His theory is that buds can become dehydrated during prolonged, but not acute cold, because the water between plant cells freezes well before the water inside the cells does. Over time, that frozen exterior then pulls water out of the cells, dehydrating them perhaps to the point of damage, Keller said.
He’s seen it in his lab. The tests used to measure cold hardiness – slowly cooling vines to see what temperature is required to freeze and burst bud cells – also measures when that extracellular water freezes, too. That happens in the range of between 23 and 14 degrees, while damage to the cells isn’t usually recorded until about minus 4 degrees or below.
Freezing that extracellular water doesn’t directly cause damage, so it’s not posted with the real-time cold hardiness monitoring WSU publishes for growers, Keller said. But over time it could lead to damaging bud dehydration.
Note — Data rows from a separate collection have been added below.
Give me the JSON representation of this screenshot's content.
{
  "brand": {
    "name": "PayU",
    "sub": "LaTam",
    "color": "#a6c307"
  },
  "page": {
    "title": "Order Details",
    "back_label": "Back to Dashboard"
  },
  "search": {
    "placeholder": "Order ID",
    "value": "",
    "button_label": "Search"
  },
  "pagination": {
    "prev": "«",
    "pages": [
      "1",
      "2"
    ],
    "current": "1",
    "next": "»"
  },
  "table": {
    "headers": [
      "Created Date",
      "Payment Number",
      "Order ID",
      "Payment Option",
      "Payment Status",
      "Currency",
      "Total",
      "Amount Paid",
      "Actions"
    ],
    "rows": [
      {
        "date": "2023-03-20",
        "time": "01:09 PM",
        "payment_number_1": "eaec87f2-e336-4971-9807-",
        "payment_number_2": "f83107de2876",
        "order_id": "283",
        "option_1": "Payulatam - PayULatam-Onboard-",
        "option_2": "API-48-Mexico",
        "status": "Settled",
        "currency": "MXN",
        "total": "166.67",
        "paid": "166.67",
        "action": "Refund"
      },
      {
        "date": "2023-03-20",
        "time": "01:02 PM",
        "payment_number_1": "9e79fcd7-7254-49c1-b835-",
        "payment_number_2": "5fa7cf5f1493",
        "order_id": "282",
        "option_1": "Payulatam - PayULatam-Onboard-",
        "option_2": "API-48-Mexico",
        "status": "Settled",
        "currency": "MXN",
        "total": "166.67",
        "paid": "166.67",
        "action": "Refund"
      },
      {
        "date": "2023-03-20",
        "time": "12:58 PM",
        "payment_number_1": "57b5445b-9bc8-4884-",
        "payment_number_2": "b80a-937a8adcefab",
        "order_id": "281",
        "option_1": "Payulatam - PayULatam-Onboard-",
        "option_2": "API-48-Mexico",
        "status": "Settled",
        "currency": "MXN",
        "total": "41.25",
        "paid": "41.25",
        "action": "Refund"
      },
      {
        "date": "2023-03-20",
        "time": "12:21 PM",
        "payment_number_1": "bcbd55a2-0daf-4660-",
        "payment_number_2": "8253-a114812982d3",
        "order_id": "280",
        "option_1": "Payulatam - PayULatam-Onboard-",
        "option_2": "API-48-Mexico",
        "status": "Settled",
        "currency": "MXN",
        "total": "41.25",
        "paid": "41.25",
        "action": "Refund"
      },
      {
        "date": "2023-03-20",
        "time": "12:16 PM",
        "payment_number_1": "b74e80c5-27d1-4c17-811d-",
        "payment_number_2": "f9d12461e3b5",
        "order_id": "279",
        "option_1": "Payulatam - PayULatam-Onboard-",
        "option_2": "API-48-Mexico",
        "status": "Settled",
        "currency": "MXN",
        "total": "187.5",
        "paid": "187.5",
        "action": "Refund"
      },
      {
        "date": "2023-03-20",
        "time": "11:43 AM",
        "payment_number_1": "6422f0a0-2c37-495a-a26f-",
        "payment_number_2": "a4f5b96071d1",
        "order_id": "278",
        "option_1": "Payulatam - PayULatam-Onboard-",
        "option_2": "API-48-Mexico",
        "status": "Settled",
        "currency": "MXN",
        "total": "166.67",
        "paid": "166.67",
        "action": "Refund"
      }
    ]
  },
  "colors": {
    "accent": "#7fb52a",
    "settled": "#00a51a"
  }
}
“The dehydration damage, if this is correct, would depend on how long the bud has been exposed to low temperature, so it’s a matter of time and temperature,” he said. Eventually, he’d like to see a formula developed, similar to the degree day index for warm, growing conditions, that assesses cumulative cold stress.
But without data to build such a tool, Keller just wants to warn growers to be on the lookout for cold-damaged buds. He plans to talk about the damage he’s seen at WSU’s vineyards with growers at the Washington Association of Wine Grape Growers’ annual meeting in Kennewick next week.
“We are finding damage on a few varieties; the majority seem fine so far,” Keller said. “The warning to the growers is don’t assume everything is fine. Go and cut and check some buds before you make any pruning decisions.”